Facendo l’esempio della Grecia, nella precedente tornata elettorale per il rinnovo del Comites, su circa 14.000 italiani iscritti all’AIRE hanno votato meno di 300 persone. “Un dato che dovrebbe far riflettere profondamente chiunque abbia a cuore la rappresentanza degli italiani all’estero”.
In questo sistema, il rischio a suo parere è evidente: “non sempre prevale chi rappresenta davvero la maggioranza della comunità italiana, ma chi riesce semplicemente a mobilitare un numero ristretto di elettori già informati o già inseriti in reti organizzate di contatti personali. Di fatto, il vero “campo di battaglia” non è il confronto delle idee, dei programmi o dei risultati concreti, ma la capacità di raggiungere personalmente gli elettori e convincerli a registrarsi in tempo per poter votare”.
Per questo, Salis si è domandato della legittimità di questo modello che non garantirebbe davvero “una partecipazione democratica ampia e trasparente”, favorendo, “involontariamente”, “dinamiche ristrette e poco rappresentative”.
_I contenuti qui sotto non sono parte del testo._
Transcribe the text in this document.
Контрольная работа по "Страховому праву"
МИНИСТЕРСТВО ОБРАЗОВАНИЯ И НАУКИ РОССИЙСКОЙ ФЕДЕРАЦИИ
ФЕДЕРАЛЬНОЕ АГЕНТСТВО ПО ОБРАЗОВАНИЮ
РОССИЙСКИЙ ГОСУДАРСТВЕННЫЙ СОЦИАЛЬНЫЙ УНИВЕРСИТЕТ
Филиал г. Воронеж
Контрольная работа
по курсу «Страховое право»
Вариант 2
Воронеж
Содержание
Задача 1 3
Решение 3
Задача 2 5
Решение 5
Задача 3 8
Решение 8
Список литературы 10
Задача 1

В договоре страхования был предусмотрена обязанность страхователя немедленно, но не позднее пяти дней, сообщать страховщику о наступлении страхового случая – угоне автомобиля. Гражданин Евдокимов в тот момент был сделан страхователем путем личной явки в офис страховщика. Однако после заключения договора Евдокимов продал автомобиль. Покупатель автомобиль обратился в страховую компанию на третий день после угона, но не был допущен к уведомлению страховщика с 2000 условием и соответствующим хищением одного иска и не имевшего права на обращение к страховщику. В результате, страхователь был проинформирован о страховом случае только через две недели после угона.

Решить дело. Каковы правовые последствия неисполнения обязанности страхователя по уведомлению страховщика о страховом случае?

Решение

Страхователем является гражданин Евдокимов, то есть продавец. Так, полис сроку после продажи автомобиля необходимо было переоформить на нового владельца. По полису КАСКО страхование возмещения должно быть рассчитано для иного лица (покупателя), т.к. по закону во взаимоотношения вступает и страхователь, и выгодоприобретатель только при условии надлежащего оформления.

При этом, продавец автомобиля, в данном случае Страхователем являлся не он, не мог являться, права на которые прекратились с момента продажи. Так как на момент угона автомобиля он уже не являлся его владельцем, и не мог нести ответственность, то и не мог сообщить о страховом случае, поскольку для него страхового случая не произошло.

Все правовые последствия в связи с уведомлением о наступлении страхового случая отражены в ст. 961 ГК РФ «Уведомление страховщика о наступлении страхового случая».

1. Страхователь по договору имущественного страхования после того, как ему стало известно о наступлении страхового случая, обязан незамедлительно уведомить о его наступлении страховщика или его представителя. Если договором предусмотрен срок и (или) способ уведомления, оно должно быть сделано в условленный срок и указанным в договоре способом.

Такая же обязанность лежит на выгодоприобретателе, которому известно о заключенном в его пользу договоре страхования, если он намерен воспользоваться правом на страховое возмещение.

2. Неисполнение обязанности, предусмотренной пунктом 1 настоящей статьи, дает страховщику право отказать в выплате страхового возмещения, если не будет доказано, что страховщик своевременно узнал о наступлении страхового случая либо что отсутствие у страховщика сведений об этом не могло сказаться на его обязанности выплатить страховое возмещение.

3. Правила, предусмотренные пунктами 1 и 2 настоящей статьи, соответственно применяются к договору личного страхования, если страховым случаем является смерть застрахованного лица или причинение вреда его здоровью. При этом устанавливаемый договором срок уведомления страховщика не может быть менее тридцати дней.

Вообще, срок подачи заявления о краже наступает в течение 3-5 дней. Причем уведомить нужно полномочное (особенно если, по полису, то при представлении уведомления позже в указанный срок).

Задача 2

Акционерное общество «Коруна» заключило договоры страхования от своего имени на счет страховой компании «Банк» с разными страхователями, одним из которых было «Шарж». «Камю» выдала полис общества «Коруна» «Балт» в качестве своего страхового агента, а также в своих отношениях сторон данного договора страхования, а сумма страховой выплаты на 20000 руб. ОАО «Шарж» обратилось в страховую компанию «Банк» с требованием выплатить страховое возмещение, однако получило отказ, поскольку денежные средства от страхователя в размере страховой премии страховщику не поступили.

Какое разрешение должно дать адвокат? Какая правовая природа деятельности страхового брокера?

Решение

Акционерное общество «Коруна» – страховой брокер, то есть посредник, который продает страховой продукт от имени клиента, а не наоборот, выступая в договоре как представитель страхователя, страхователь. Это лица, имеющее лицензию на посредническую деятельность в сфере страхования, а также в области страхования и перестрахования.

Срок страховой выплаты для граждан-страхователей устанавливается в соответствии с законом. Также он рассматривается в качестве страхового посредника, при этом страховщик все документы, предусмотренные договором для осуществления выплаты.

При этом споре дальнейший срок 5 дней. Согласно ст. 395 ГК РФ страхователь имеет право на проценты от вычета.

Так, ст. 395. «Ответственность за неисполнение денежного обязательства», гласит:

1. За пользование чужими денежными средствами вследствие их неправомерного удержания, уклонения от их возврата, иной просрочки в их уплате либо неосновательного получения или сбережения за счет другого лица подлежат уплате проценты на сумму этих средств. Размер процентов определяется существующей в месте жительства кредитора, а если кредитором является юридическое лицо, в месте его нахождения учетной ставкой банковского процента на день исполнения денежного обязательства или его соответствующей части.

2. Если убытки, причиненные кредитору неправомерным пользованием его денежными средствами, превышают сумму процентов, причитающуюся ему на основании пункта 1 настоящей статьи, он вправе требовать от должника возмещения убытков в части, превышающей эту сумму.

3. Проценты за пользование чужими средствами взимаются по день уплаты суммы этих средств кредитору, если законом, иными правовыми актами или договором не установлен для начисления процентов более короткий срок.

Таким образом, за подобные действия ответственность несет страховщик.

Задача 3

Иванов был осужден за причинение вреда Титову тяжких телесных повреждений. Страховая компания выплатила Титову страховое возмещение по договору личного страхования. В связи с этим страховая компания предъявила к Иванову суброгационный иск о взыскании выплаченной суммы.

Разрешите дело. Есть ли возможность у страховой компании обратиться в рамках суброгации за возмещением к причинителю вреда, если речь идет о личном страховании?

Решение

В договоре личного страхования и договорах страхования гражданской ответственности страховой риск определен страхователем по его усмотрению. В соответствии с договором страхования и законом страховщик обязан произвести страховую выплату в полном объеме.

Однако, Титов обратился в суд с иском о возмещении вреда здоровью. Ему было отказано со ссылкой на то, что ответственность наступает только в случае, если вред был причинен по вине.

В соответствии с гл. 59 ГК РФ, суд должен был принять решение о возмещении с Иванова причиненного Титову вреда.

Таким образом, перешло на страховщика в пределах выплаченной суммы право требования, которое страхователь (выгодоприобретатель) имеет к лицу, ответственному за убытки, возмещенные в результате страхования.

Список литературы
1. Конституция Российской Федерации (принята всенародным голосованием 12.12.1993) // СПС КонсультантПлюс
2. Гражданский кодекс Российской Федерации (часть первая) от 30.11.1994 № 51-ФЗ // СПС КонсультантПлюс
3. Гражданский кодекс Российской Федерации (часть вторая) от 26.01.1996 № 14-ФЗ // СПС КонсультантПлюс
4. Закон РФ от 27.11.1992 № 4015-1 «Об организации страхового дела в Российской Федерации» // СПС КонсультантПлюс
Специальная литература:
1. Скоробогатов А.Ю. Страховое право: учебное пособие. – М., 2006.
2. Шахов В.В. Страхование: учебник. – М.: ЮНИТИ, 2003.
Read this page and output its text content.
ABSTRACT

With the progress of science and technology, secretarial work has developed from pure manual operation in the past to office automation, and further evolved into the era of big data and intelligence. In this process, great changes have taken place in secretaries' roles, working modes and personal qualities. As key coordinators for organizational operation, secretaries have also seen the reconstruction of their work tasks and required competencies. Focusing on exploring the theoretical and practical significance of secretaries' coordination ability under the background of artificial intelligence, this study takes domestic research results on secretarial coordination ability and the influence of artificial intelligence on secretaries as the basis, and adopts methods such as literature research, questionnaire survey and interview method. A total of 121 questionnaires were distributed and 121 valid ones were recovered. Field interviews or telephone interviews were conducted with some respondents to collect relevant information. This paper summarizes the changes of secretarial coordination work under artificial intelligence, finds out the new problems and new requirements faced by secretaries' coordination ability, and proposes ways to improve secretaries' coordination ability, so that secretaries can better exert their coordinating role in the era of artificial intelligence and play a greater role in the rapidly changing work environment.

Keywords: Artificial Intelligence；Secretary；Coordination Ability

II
Per queste ragioni, per il Presidente del Comites Grecia “senza un’informazione diretta, chiara e realmente accessibile a tutti gli iscritti AIRE, il rischio concreto è che migliaia di cittadini restino esclusi da una scelta che li riguarda direttamente”. “Le criticità relative alle modalità di comunicazione agli elettori AIRE e alla bassissima partecipazione elettorale saranno inoltre portate formalmente all’attenzione dell’Ambasciata d’Italia e del Ministero degli Affari Esteri e della Cooperazione Internazionale, affinché si apra finalmente una riflessione seria sulla reale accessibilità democratica delle elezioni dei Comites”.
“Una democrazia che non informa adeguatamente i propri elettori – ha chiosato - è una democrazia che rischia di diventare invisibile”. (aise)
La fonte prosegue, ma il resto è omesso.